Waller, the perennial dove, is pounding the table for lower rates but ties the slope to the data. Powell has shifted his own focus: it’s no longer about the headline payroll figure, but about the unemployment rate, and more importantly, the “breakeven” jobs number needed to keep it steady. That threshold has collapsed to a skinny 30–80k thanks to Trump’s immigration clampdown, gutting both supply and demand. Kashkari, Bostic, Musalem all land somewhere in that corridor. Translation: the bar is low, and the Fed is now playing defence against recession risk.
The leading indicators confirm the rot. Initial and continued jobless claims are climbing. ISM employment indices remain mired in contraction. ADP payrolls halved to 54k. Challenger layoffs jumped to 86k. JOLTS showed unemployed workers finally outnumbering job openings, the first time since April 2021. Consumer confidence has softened, with fewer calling jobs “plentiful” and more saying they’re “hard to get.” The labour differential has slid to single digits, its weakest since early 2021. This isn’t a red-hot labour market cooling—it’s one hollowing out from within.

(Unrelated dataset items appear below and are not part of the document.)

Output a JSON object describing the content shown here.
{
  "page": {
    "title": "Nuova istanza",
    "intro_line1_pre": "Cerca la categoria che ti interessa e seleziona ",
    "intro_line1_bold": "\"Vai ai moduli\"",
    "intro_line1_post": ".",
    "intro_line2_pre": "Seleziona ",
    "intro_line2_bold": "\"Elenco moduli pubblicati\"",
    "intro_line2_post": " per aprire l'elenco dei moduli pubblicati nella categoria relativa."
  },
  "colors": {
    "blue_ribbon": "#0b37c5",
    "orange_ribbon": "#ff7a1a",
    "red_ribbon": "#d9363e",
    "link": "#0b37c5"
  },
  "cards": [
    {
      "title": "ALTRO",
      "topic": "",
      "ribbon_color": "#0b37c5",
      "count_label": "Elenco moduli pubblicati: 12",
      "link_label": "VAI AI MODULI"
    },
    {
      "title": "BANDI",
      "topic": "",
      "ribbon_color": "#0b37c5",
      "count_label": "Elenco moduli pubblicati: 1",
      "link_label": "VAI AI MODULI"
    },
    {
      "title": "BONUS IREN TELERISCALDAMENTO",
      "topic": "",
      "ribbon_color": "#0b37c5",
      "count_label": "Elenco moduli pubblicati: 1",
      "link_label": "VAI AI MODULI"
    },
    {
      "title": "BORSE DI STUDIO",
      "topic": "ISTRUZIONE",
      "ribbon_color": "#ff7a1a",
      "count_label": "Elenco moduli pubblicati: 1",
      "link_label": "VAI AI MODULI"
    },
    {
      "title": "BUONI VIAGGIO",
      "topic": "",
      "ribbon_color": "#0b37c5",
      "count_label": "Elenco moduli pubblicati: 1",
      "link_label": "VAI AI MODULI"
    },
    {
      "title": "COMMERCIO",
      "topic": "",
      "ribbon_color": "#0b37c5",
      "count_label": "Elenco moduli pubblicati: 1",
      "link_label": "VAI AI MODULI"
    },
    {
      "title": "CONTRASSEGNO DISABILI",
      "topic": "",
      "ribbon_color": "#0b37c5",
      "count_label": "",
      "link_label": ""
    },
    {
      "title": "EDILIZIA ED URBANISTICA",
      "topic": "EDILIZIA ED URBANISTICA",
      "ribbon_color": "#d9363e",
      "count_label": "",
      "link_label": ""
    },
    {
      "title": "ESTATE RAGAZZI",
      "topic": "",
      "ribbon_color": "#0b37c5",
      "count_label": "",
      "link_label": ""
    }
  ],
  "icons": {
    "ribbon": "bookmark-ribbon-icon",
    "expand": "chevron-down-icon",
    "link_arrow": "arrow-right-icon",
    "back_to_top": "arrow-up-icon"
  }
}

And beware the August first-print curse. For ten of the last fifteen years, initial August payrolls have undershot consensus before being revised higher. Weakness tends to cluster in retail, professional services, manufacturing, and information. Statistically, later submissions from firms lift the final figures, but markets never wait for the second print. The bias could exaggerate softness this Friday, feeding into the narrative of a labour market bending toward recession.
Layer in policy drags and the picture grows darker. The federal hiring freeze, now extended to mid-October, combines with resumed layoffs after a Supreme Court ruling to clip government payrolls—Goldman pencils in a 20k drag. Strikes lop another 3k. Tariffs are biting manufacturing. Immigration restrictions have torched hiring in immigrant-heavy sectors, where job growth fell to just 4k in Q2 versus a 27k average last year. Federal government employment has been shrinking by 14k a month since February, with only education and healthcare offsetting.
But the most dangerous card in this house is the benchmark revision. The BLS preliminary release next week could slice 500k–1m jobs off the March 2025 level, implying the monthly payroll count has been overstated by 40–85k on average over the past year. Last year’s preliminary revision triggered a jumbo cut; another bombshell here would force Powell’s hand again. The façade of steady labor gains could be exposed as fiction.
From a trading lens, markets are pricing complacency. The option straddle implies just a 0.70% S&P move, one of the smallest NFP setups in years. JPM’s distribution is skewed to the upside:
- 65–85k → equities rally 0.5–1%.
- 40–65k → modest 0.25–0.5% lift.
- Sub-40k → equities crack, recession whispers return.
- Above 110k → the real wild card, where bonds take the hit, and the Fed pause risk climbs.
This report is less about the headline 75k and more about whether the labor market’s beams are hollow. A tick up in unemployment and sluggish wage growth are manageable. But if revisions slice deep and benchmark adjustments reveal overstated strength, Powell could be forced into a jumbo 50bp cut. The labour market right now is a house that still looks sturdy from the street, but termites are eating through the wood. When the Fed finally swings the hammer, the crack could echo far louder than the print itself.